The group currently operates in 45 developing countries in Africa, Asia, South and Central America, and the Caribbean. Its international headquarters is in the United Kingdom.

Funds come from sponsors in 17 developed nations — Australia, Belgium, Brazil, Canada, Denmark, France, Finland, Germany, Ireland, Japan, Korea, Norway, Netherlands, Sweden, Spain, UK and the United States.

Among the 12 program countries in Asia, Plan Philippines was established in 1961. Its operations started with informal settlers in Metro Manila and expanded to provinces in Southern and Northern Luzon, and the Central Visayas.

At present, it operates in nine provinces (Isabela, Pangasinan, Occidental Mindoro, Masbate, the Camotes Island in Cebu, Southern Leyte, Northern Samar, (Western) Samar, and Eastern Samar), 36 towns, and 428 barangays.

In Eastern Samar, Plan projects and activities are managed by the Eastern Samar Program Unit (ESPU) with office in Borongan. They are implemented in 62 barangays in the towns of Balangkayan, Llorente, Hernani, Salcedo and Oras.

Plan started its projects in Eastern Samar in February 2001. Rodel C. Bontuyan, program unit manager for the province, supervises 27 personnel, including technical officers for learning, health, water and environmental sanitation, and research program and development, and project officers for the different towns.

Minjel Naparate, a graduate of UP-SHS who is the ESPU technical officer for health, started out as project officer for one of the towns. Since his watch, two new barangay health centers had been constructed and another was renovated in some priority areas.


Planning for health

Deworming drugs, vaccines and vitamins have also been distributed and administered to children in the five towns. Some 150 kits have been distributed to barangay health workers after their refresher training.

Late last year, Naparate contacted his former teachers to design and implement a community health planning training for the barangay health committees in the towns that Plan covered. The contract was entered into by the ESPU and the Community Health Resource Foundation Inc. (CHRFI), a foundation based at the UP-SHS.

The first and second barangay trainings were conducted in February by Profs. Mae Florence D. Nierras, Evangeline C. Pasagui and Elvira L. Prejula. They conducted the lectures in the native Waray language, and even consulted old dictionaries to translate technical words and concepts into layman's terms.

"The greatest experience I have ever met (sic)," said Ronnie Borja, 55, of Barangay Caisawan, revealing his flash of insight right after a team-building activity.


Benefits

"If we had this type of planning input before, we would have had gone a long way with our projects in our barangay," said Romulo Elpedes, 54, a councilor from Barangay Cabay.

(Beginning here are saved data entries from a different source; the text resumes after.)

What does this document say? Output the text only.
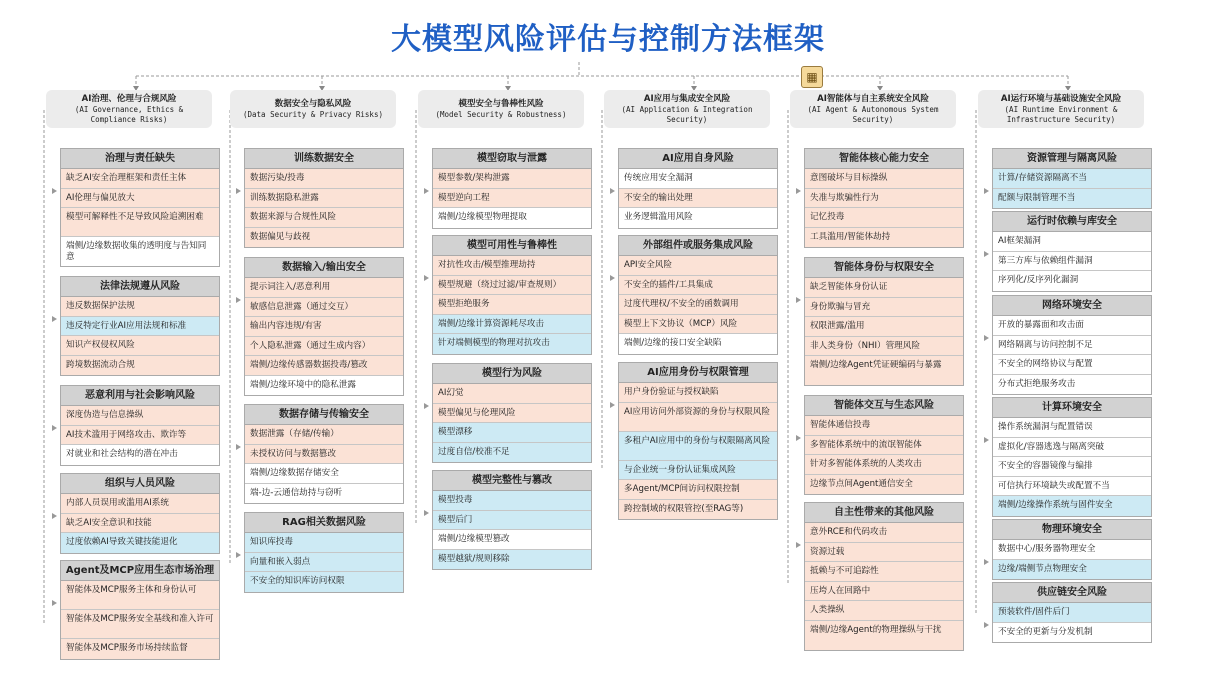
大模型风险评估与控制方法框架
▦
AI治理、伦理与合规风险
(AI Governance, Ethics & Compliance Risks)
数据安全与隐私风险
(Data Security & Privacy Risks)
模型安全与鲁棒性风险
(Model Security & Robustness)
AI应用与集成安全风险
(AI Application & Integration Security)
AI智能体与自主系统安全风险
(AI Agent & Autonomous System Security)
AI运行环境与基础设施安全风险
(AI Runtime Environment & Infrastructure Security)
治理与责任缺失
缺乏AI安全治理框架和责任主体
AI伦理与偏见放大
模型可解释性不足导致风险追溯困难
端侧/边缘数据收集的透明度与告知同意
法律法规遵从风险
违反数据保护法规
违反特定行业AI应用法规和标准
知识产权侵权风险
跨境数据流动合规
恶意利用与社会影响风险
深度伪造与信息操纵
AI技术滥用于网络攻击、欺诈等
对就业和社会结构的潜在冲击
组织与人员风险
内部人员误用或滥用AI系统
缺乏AI安全意识和技能
过度依赖AI导致关键技能退化
Agent及MCP应用生态市场治理
智能体及MCP服务主体和身份认可
智能体及MCP服务安全基线和准入许可
智能体及MCP服务市场持续监督
训练数据安全
数据污染/投毒
训练数据隐私泄露
数据来源与合规性风险
数据偏见与歧视
数据输入/输出安全
提示词注入/恶意利用
敏感信息泄露（通过交互）
输出内容违规/有害
个人隐私泄露（通过生成内容）
端侧/边缘传感器数据投毒/篡改
端侧/边缘环境中的隐私泄露
数据存储与传输安全
数据泄露（存储/传输）
未授权访问与数据篡改
端侧/边缘数据存储安全
端-边-云通信劫持与窃听
RAG相关数据风险
知识库投毒
向量和嵌入弱点
不安全的知识库访问权限
模型窃取与泄露
模型参数/架构泄露
模型逆向工程
端侧/边缘模型物理提取
模型可用性与鲁棒性
对抗性攻击/模型推理劫持
模型规避（绕过过滤/审查规则）
模型拒绝服务
端侧/边缘计算资源耗尽攻击
针对端侧模型的物理对抗攻击
模型行为风险
AI幻觉
模型偏见与伦理风险
模型漂移
过度自信/校准不足
模型完整性与篡改
模型投毒
模型后门
端侧/边缘模型篡改
模型越狱/规则移除
AI应用自身风险
传统应用安全漏洞
不安全的输出处理
业务逻辑滥用风险
外部组件或服务集成风险
API安全风险
不安全的插件/工具集成
过度代理权/不安全的函数调用
模型上下文协议（MCP）风险
端侧/边缘的接口安全缺陷
AI应用身份与权限管理
用户身份验证与授权缺陷
AI应用访问外部资源的身份与权限风险
多租户AI应用中的身份与权限隔离风险
与企业统一身份认证集成风险
多Agent/MCP间访问权限控制
跨控制域的权限管控(至RAG等)
智能体核心能力安全
意图破坏与目标操纵
失准与欺骗性行为
记忆投毒
工具滥用/智能体劫持
智能体身份与权限安全
缺乏智能体身份认证
身份欺骗与冒充
权限泄露/滥用
非人类身份（NHI）管理风险
端侧/边缘Agent凭证硬编码与暴露
智能体交互与生态风险
智能体通信投毒
多智能体系统中的流氓智能体
针对多智能体系统的人类攻击
边缘节点间Agent通信安全
自主性带来的其他风险
意外RCE和代码攻击
资源过载
抵赖与不可追踪性
压垮人在回路中
人类操纵
端侧/边缘Agent的物理操纵与干扰
资源管理与隔离风险
计算/存储资源隔离不当
配额与限制管理不当
运行时依赖与库安全
AI框架漏洞
第三方库与依赖组件漏洞
序列化/反序列化漏洞
网络环境安全
开放的暴露面和攻击面
网络隔离与访问控制不足
不安全的网络协议与配置
分布式拒绝服务攻击
计算环境安全
操作系统漏洞与配置错误
虚拟化/容器逃逸与隔离突破
不安全的容器镜像与编排
可信执行环境缺失或配置不当
端侧/边缘操作系统与固件安全
物理环境安全
数据中心/服务器物理安全
边缘/端侧节点物理安全
供应链安全风险
预装软件/固件后门
不安全的更新与分发机制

"Plan has assisted in the health of schoolchildren, including deworming through the local Rural Health Unit," said Chelyn Grace Azura, 33, a school nurse who participated in the first training.

"Plan has also donated books for our library, musical instruments for the school band, as well as sponsored several trainings for our teachers," she added.

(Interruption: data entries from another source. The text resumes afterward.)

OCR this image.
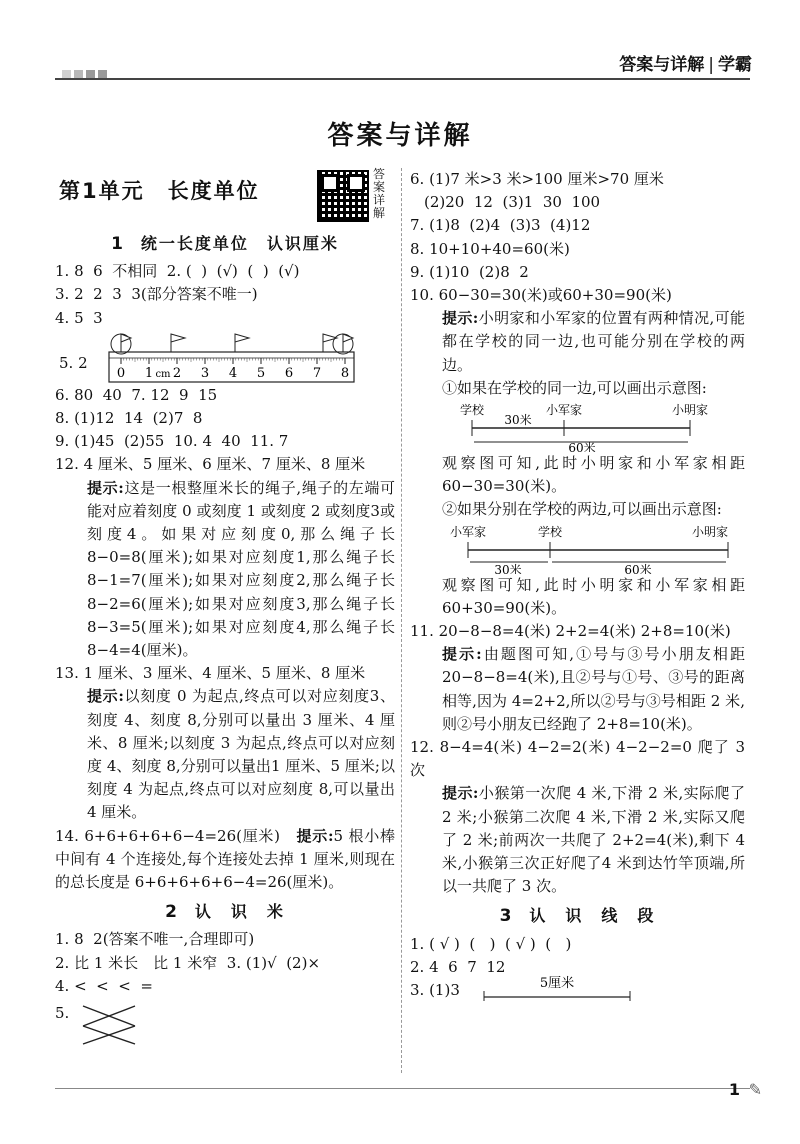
答案与详解 | 学霸
答案与详解
第1单元　长度单位
答案详解
1 统一长度单位　认识厘米
1. 8  6  不相同  2. (  )  (√)  (  )  (√)
3. 2  2  3  3(部分答案不唯一)
4. 5  3
5. 2
0 1 2 3 4 5 6 7 8
cm
6. 80  40  7. 12  9  15
8. (1)12  14  (2)7  8
9. (1)45  (2)55  10. 4  40  11. 7
12. 4 厘米、5 厘米、6 厘米、7 厘米、8 厘米
提示:这是一根整厘米长的绳子,绳子的左端可能对应着刻度 0 或刻度 1 或刻度 2 或刻度3或刻度4。如果对应刻度0,那么绳子长 8−0=8(厘米);如果对应刻度1,那么绳子长 8−1=7(厘米);如果对应刻度2,那么绳子长 8−2=6(厘米);如果对应刻度3,那么绳子长 8−3=5(厘米);如果对应刻度4,那么绳子长 8−4=4(厘米)。
13. 1 厘米、3 厘米、4 厘米、5 厘米、8 厘米
提示:以刻度 0 为起点,终点可以对应刻度3、刻度 4、刻度 8,分别可以量出 3 厘米、4 厘米、8 厘米;以刻度 3 为起点,终点可以对应刻度 4、刻度 8,分别可以量出1 厘米、5 厘米;以刻度 4 为起点,终点可以对应刻度 8,可以量出 4 厘米。
14. 6+6+6+6+6−4=26(厘米)　 提示:5 根小棒中间有 4 个连接处,每个连接处去掉 1 厘米,则现在的总长度是 6+6+6+6+6−4=26(厘米)。
2 认　识　米
1. 8  2(答案不唯一,合理即可)
2. 比 1 米长　比 1 米窄  3. (1)√  (2)×
4. <  <  <  =
5.
6. (1)7 米>3 米>100 厘米>70 厘米
(2)20  12  (3)1  30  100
7. (1)8  (2)4  (3)3  (4)12
8. 10+10+40=60(米)
9. (1)10  (2)8  2
10. 60−30=30(米)或60+30=90(米)
提示:小明家和小军家的位置有两种情况,可能都在学校的同一边,也可能分别在学校的两边。
①如果在学校的同一边,可以画出示意图:
学校
30米
小军家	小明家
60米
观察图可知,此时小明家和小军家相距 60−30=30(米)。
②如果分别在学校的两边,可以画出示意图:
小军家	学校	小明家
30米	60米
观察图可知,此时小明家和小军家相距 60+30=90(米)。
11. 20−8−8=4(米) 2+2=4(米) 2+8=10(米)
提示:由题图可知,①号与③号小朋友相距 20−8−8=4(米),且②号与①号、③号的距离相等,因为 4=2+2,所以②号与③号相距 2 米,则②号小朋友已经跑了 2+8=10(米)。
12. 8−4=4(米) 4−2=2(米) 4−2−2=0 爬了 3 次
提示:小猴第一次爬 4 米,下滑 2 米,实际爬了 2 米;小猴第二次爬 4 米,下滑 2 米,实际又爬了 2 米;前两次一共爬了 2+2=4(米),剩下 4 米,小猴第三次正好爬了4 米到达竹竿顶端,所以一共爬了 3 次。
3 认　识　线　段
1. ( √ )  (   )  ( √ )  (   )
2. 4  6  7  12
3. (1)3	5厘米
1 ✎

Natividad Palce, Jude Michael's mother, said Plan had constructed school buildings and day-care centers, provided materials for the construction of toilets and water systems, and distributed bags and supplies to schoolchildren in their town.

Jude Michael and his playmate John Mark are not among the "sponsored" children in the province. They do not have direct Plan sponsors from abroad, but they enjoy such amenities as books and toys in the day-care centers.